Located on the central coast of NSW, next to Boudii National Park, with views down to Maitland Bay across the surrounding native bushland, this new house, for a family relocating to the coast, resolves the difficulties of a sloping site, bushfire regulations and a site compressed between neighbouring properties.
The plan is a careful negotiation between these constraints while providing living spaces that capture northern light and views, as well as sensitively responding to the ecology of the site and adjacent properties.
The built form is defined by the two wings that control the entry sequence and work around the mature Angophora trees. The transparency of the breezeway provides views out to the ocean from the street. A generosity that sits in contrast to the neighbouring houses that typically form a barrier to the view. At once breezeway, verandah, passageway and buffer zone, this entirely operable link space tunes the response appropriate to the changing day.

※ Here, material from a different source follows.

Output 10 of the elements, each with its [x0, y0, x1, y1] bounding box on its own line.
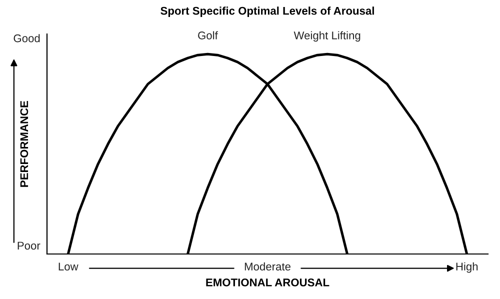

While the site is magnificent, adjoining houses with a suburban degree of boundary proximity on either side of the title pose privacy and compromised outlook problems. Much of the massing thought went to redirecting outlook and capturing the illusion of singular untouched landscape views.
The resultant angular massing balances its irregularity with a uniformity of material selection to ensure the house sits quietly in the landscape and generates a sympathetically toned background against which to appreciate the extraordinary beauty of the sinuous Angophora trunks.
The overall form is robust and protecting but also porous and connected to the landscape and the ever-changing views over Maitland Bay.